If you are the parent of an advanced or gifted toddler, you may be frustrated with buying toys. Those that are labeled for your child’s age group seem, well, too simple for your child. What you may not know is that the labels for the age-appropriateness are based on physical safety, not on cognitive ability. Buying toys labeled for older children may be putting your child at risk. Just because your child is advanced does not mean he or she is free from choking or injury from small parts and sharp edges.
Observe Safety Precautions First
Safety precautions should be your primary concern when buying educational toddler toys. According to WebMD, 72,000 children under the age of 5 are treated in emergency rooms across the U.S. each year for toy-related injuries.
To ensure your toddler’s safety:
Look for toys with quality construction that can withstand rough play. Toddlers love to jump, run and kick, and they can be rough on toys. Be sure the toys you buy can withstand the treatment a toddler is likely to give them and will not break, exposing sharp edges or small parts.
Check the buttons, eyes, nose and mouth on stuffed animals to be sure they are securely attached. Those with embroidered features are much safer than those with sewn-on eyes and nose.
Avoid toys or games with small parts. Although you can buy a “choke tube” to determine if small parts pose a danger, WebMD recommends checking small parts with an empty toilet paper tube. If the part is small enough-even when squeezed-to fit into the tube, it is unsafe for your toddler.
Avoid toys with long strings. A string longer than 7 inches poses the risk of strangulation if it gets caught on another object and wrapped around your child’s neck.
Avoid toys that make loud noises. Young children are not mature enough to realize that holding the toy to their ear is dangerous. As a rule, if the toy is too loud for you, it is too loud for your child.
Choose Toys That Encourage Creativity
It is easy to forget that children learn from playing, and even the advanced or gifted toddler needs to learn much more than letters of the alphabet and numbers. Toys that encourage free play and allow children to interact in different ways help them learn about the world around them.
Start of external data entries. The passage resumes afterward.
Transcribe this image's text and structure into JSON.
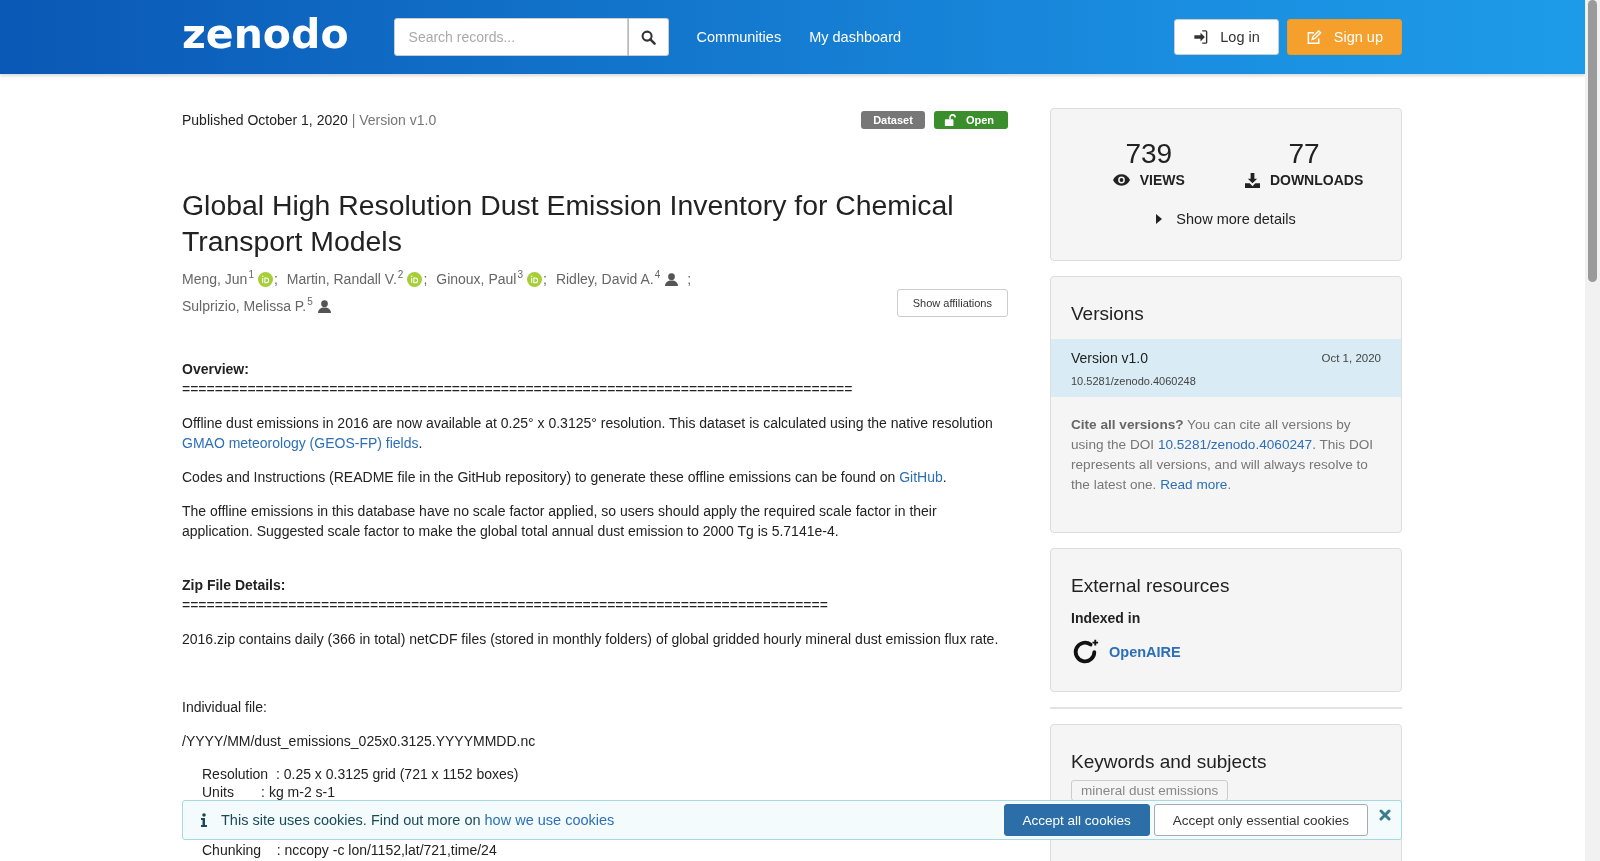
{
  "header": {
    "logo": "zenodo",
    "search": {
      "placeholder": "Search records..."
    },
    "nav": [
      "Communities",
      "My dashboard"
    ],
    "buttons": [
      {
        "label": "Log in",
        "kind": "login"
      },
      {
        "label": "Sign up",
        "kind": "signup"
      }
    ]
  },
  "record": {
    "published": "Published October 1, 2020",
    "version": "| Version v1.0",
    "badges": [
      {
        "label": "Dataset",
        "kind": "type"
      },
      {
        "label": "Open",
        "kind": "access"
      }
    ],
    "title": "Global High Resolution Dust Emission Inventory for Chemical Transport Models",
    "authors": [
      {
        "name": "Meng, Jun",
        "affiliation": "1",
        "kind": "orcid",
        "separator": ";"
      },
      {
        "name": "Martin, Randall V.",
        "affiliation": "2",
        "kind": "orcid",
        "separator": ";"
      },
      {
        "name": "Ginoux, Paul",
        "affiliation": "3",
        "kind": "orcid",
        "separator": ";"
      },
      {
        "name": "Ridley, David A.",
        "affiliation": "4",
        "kind": "person",
        "separator": ";"
      },
      {
        "name": "Sulprizio, Melissa P.",
        "affiliation": "5",
        "kind": "person"
      }
    ],
    "affiliations_button": "Show affiliations",
    "body": [
      {
        "kind": "heading",
        "text": "Overview:"
      },
      {
        "kind": "rule",
        "text": "=================================================================================="
      },
      {
        "kind": "paragraph",
        "parts": [
          {
            "kind": "text",
            "text": "Offline dust emissions in 2016 are now available at 0.25° x 0.3125° resolution. This dataset is calculated using the native resolution "
          },
          {
            "kind": "link",
            "text": "GMAO meteorology (GEOS-FP) fields"
          },
          {
            "kind": "text",
            "text": "."
          }
        ]
      },
      {
        "kind": "paragraph",
        "parts": [
          {
            "kind": "text",
            "text": "Codes and Instructions (README file in the GitHub repository) to generate these offline emissions can be found on "
          },
          {
            "kind": "link",
            "text": "GitHub"
          },
          {
            "kind": "text",
            "text": "."
          }
        ]
      },
      {
        "kind": "paragraph",
        "parts": [
          {
            "kind": "text",
            "text": "The offline emissions in this database have no scale factor applied, so users should apply the required scale factor in their application. Suggested scale factor to make the global total annual dust emission to 2000 Tg is 5.7141e-4."
          }
        ]
      },
      {
        "kind": "heading",
        "text": "Zip File Details:"
      },
      {
        "kind": "rule",
        "text": "==============================================================================="
      },
      {
        "kind": "paragraph",
        "parts": [
          {
            "kind": "text",
            "text": "2016.zip contains daily (366 in total) netCDF files (stored in monthly folders) of global gridded hourly mineral dust emission flux rate."
          }
        ]
      },
      {
        "kind": "label",
        "text": "Individual file:"
      },
      {
        "kind": "paragraph",
        "parts": [
          {
            "kind": "text",
            "text": "/YYYY/MM/dust_emissions_025x0.3125.YYYYMMDD.nc"
          }
        ]
      },
      {
        "kind": "spec",
        "text": "Resolution  : 0.25 x 0.3125 grid (721 x 1152 boxes)"
      },
      {
        "kind": "spec",
        "text": "Units       : kg m-2 s-1"
      },
      {
        "kind": "spec",
        "text": "Chunking    : nccopy -c lon/1152,lat/721,time/24"
      }
    ]
  },
  "sidebar": {
    "stats": [
      {
        "value": "739",
        "label": "VIEWS"
      },
      {
        "value": "77",
        "label": "DOWNLOADS"
      }
    ],
    "more_details": {
      "label": "Show more details",
      "expanded": false
    },
    "versions": {
      "title": "Versions",
      "items": [
        {
          "label": "Version v1.0",
          "date": "Oct 1, 2020",
          "doi": "10.5281/zenodo.4060248",
          "selected": true
        }
      ],
      "cite": [
        {
          "kind": "bold",
          "text": "Cite all versions?"
        },
        {
          "kind": "text",
          "text": " You can cite all versions by using the DOI "
        },
        {
          "kind": "link",
          "text": "10.5281/zenodo.4060247"
        },
        {
          "kind": "text",
          "text": ". This DOI represents all versions, and will always resolve to the latest one. "
        },
        {
          "kind": "link",
          "text": "Read more"
        },
        {
          "kind": "text",
          "text": "."
        }
      ]
    },
    "external": {
      "title": "External resources",
      "subtitle": "Indexed in",
      "link": "OpenAIRE"
    },
    "keywords": {
      "title": "Keywords and subjects",
      "tags": [
        "mineral dust emissions"
      ]
    }
  },
  "cookie_bar": {
    "parts": [
      {
        "kind": "text",
        "text": "This site uses cookies. Find out more on "
      },
      {
        "kind": "link",
        "text": "how we use cookies"
      }
    ],
    "buttons": [
      {
        "label": "Accept all cookies",
        "kind": "primary"
      },
      {
        "label": "Accept only essential cookies",
        "kind": "default"
      }
    ]
  }
}
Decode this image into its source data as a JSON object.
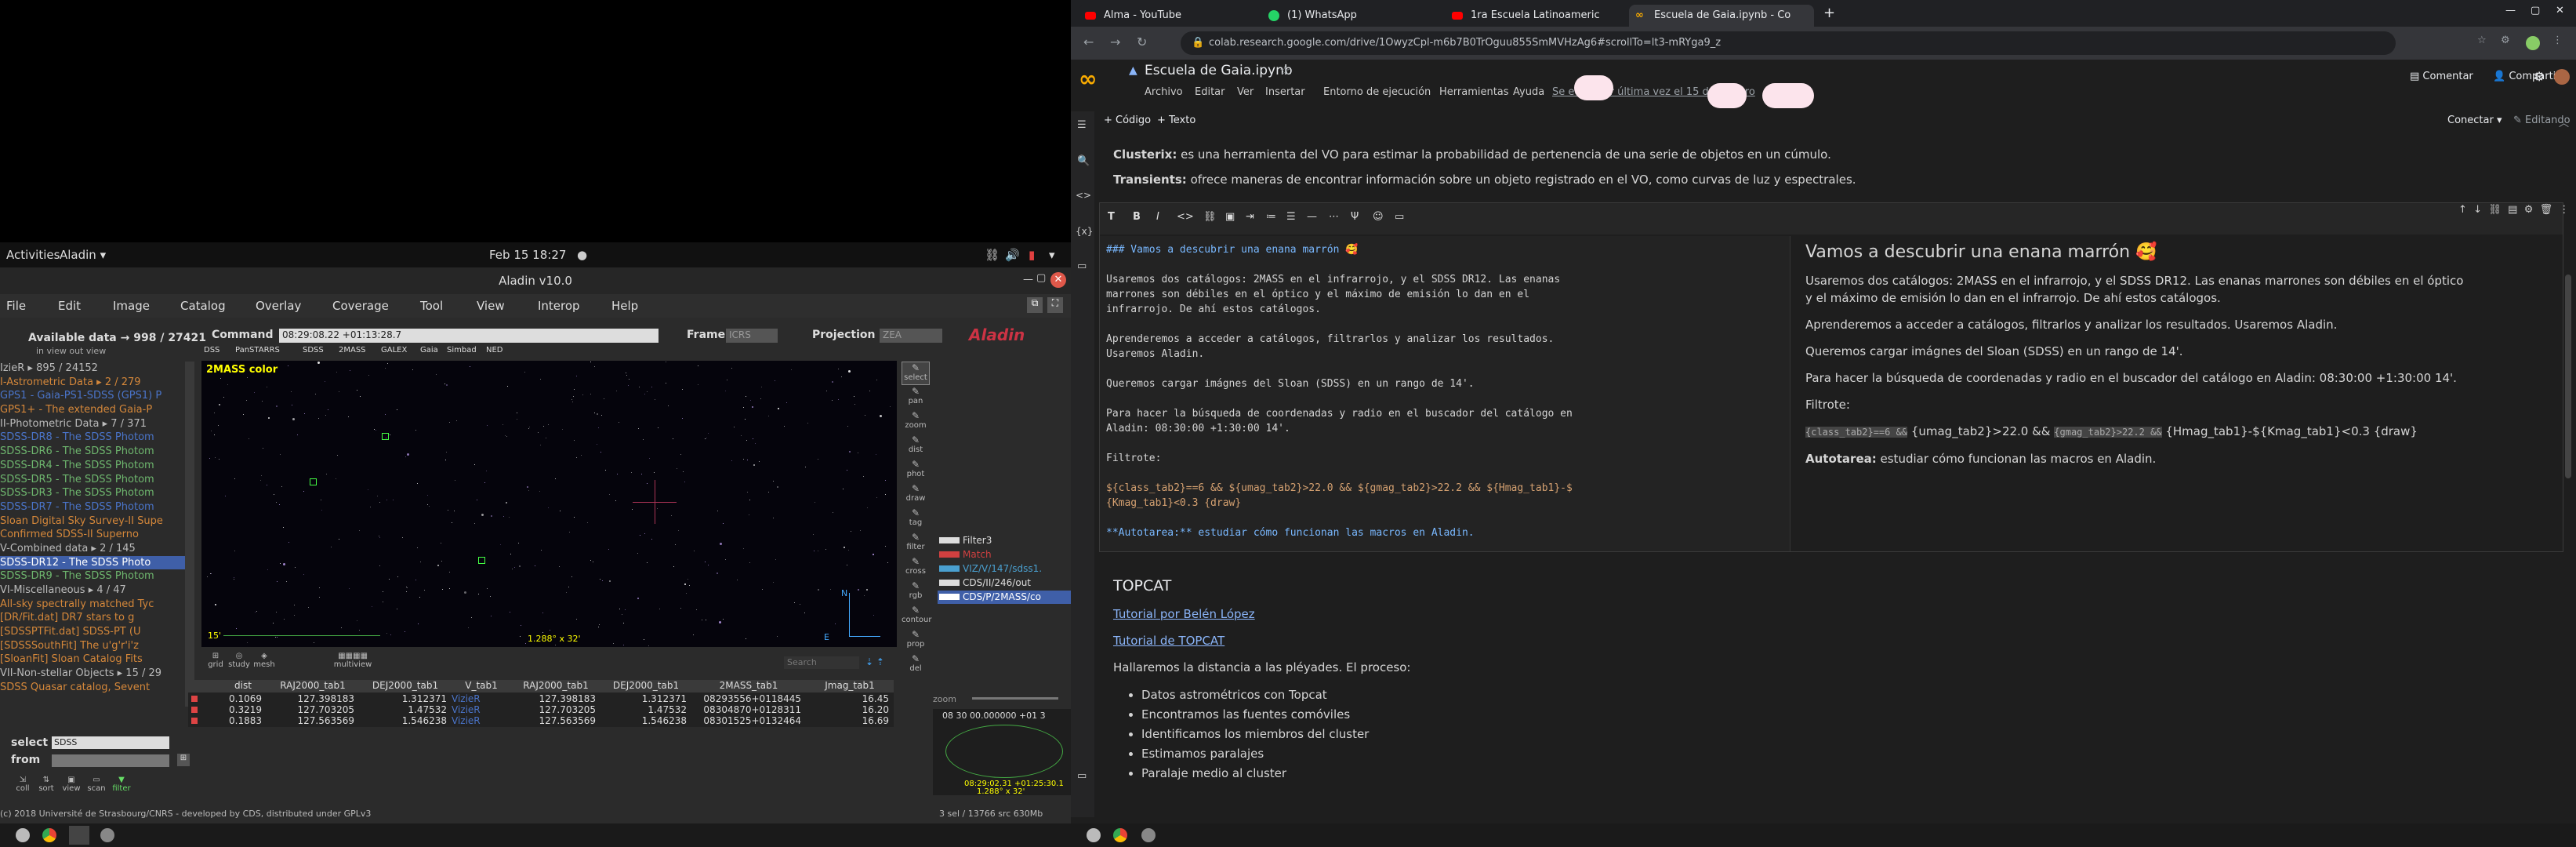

Building blocks, construction sets, action figures or dolls allow your child to engage in imaginary play. These free-form toys allow your child to direct his or her own activities and explore concepts freely. Resist the urge to buy elaborate sets designed for older children. Just because children have the fine motor skills to build with small Legos doesn’t mean they’re safe from choking.
Large balls, push toys and wagons build gross motor skills and keep your child active. Look for toys that do not pose a danger of pinching small fingers when used.
Choose Books Your Child Enjoys
Stimulate your child cognitively by reading to him or her daily and by taking time to discuss the story. Allow your child to practice retelling the story and to predict outcomes and sequence events in the story. Include both fiction and nonfiction. Many advanced of gifted toddlers develop an interest in science or nature and enjoy a wide selection of books with quality images.
Don’t assume because your child is advanced or gifted that picture books are too young for him or her. Look for those with quality graphics and appropriate storylines for their age. Remember, just because your toddler can perform academic tasks similar to older children, he or she is still a toddler and needs exposure to books that are age-appropriate in content, not vocabulary.
Take the time to enjoy your advanced or gifted toddler’s unique abilities, but don’t lose sight of the fact that he or she is still a toddler. Although cognitive stimulation is desired and necessary to develop children’s budding skills, resist the urge to direct their play. Toddlers require the freedom to explore and use their imagination. You can help them by providing quality toys that are safe for their age so they can experience the freedom to explore on their own.